Comentário gerado por IA. É um apoio ao estudo, ancorado em fontes, mas pode conter imprecisões — confira sempre na fonte oficial (lei, súmula, edital e gabarito da banca). Encontrou um erro? Use “Reportar”.

Tolerância a falhas: failover e failback

Gabarito: ERRADO. A capacidade descrita no item — alternar para um servidor, sistema ou rede redundante ou em standby mediante falha ou desligamento de um ativo — é chamada de failover, não de failback. O failback é o processo inverso: retornar as operações ao sistema primário depois que ele é restabelecido.
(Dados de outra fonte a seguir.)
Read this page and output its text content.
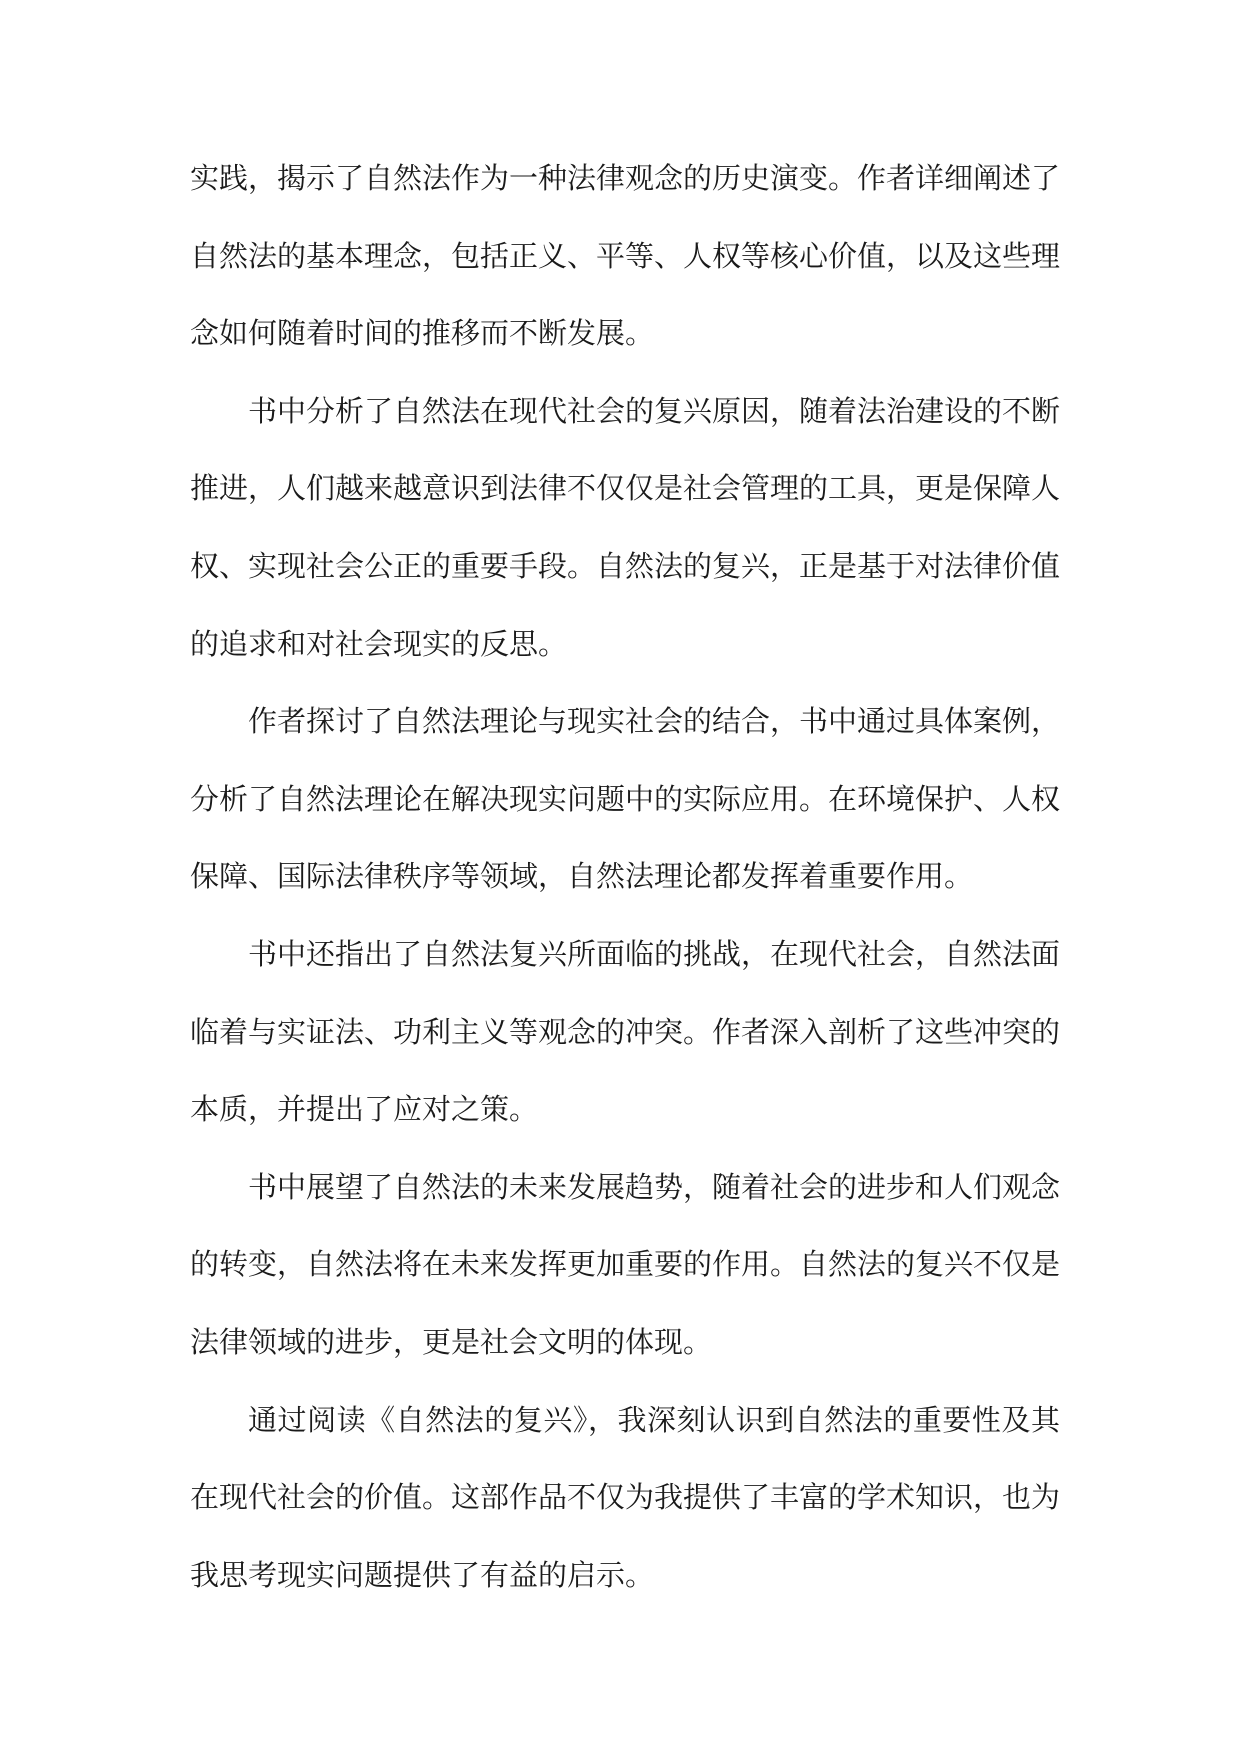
实践，揭示了自然法作为一种法律观念的历史演变。作者详细阐述了
自然法的基本理念，包括正义、平等、人权等核心价值，以及这些理
念如何随着时间的推移而不断发展。

书中分析了自然法在现代社会的复兴原因，随着法治建设的不断
推进，人们越来越意识到法律不仅仅是社会管理的工具，更是保障人
权、实现社会公正的重要手段。自然法的复兴，正是基于对法律价值
的追求和对社会现实的反思。

作者探讨了自然法理论与现实社会的结合，书中通过具体案例，
分析了自然法理论在解决现实问题中的实际应用。在环境保护、人权
保障、国际法律秩序等领域，自然法理论都发挥着重要作用。

书中还指出了自然法复兴所面临的挑战，在现代社会，自然法面
临着与实证法、功利主义等观念的冲突。作者深入剖析了这些冲突的
本质，并提出了应对之策。

书中展望了自然法的未来发展趋势，随着社会的进步和人们观念
的转变，自然法将在未来发挥更加重要的作用。自然法的复兴不仅是
法律领域的进步，更是社会文明的体现。

通过阅读《自然法的复兴》，我深刻认识到自然法的重要性及其
在现代社会的价值。这部作品不仅为我提供了丰富的学术知识，也为
我思考现实问题提供了有益的启示。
A banca trocou os dois termos, e é exatamente essa inversão que torna a assertiva incorreta.

Para entender a diferença, é preciso ter claro o contexto de alta disponibilidade e tolerância a falhas em sistemas distribuídos e em nuvem. Quando um serviço crítico precisa ficar disponível mesmo diante de falhas, a arquitetura costuma prever um par redundante: um nó primário, que processa as requisições normalmente, e um nó secundário (standby), que fica ocioso ou em espera, pronto para assumir. O mecanismo que detecta a falha do primário e promove o secundário a ativo é o failover. Já o failback é a operação de retorno: quando o nó primário original é reparado e volta a operar, o sistema transfere novamente a carga para ele, restaurando a configuração original.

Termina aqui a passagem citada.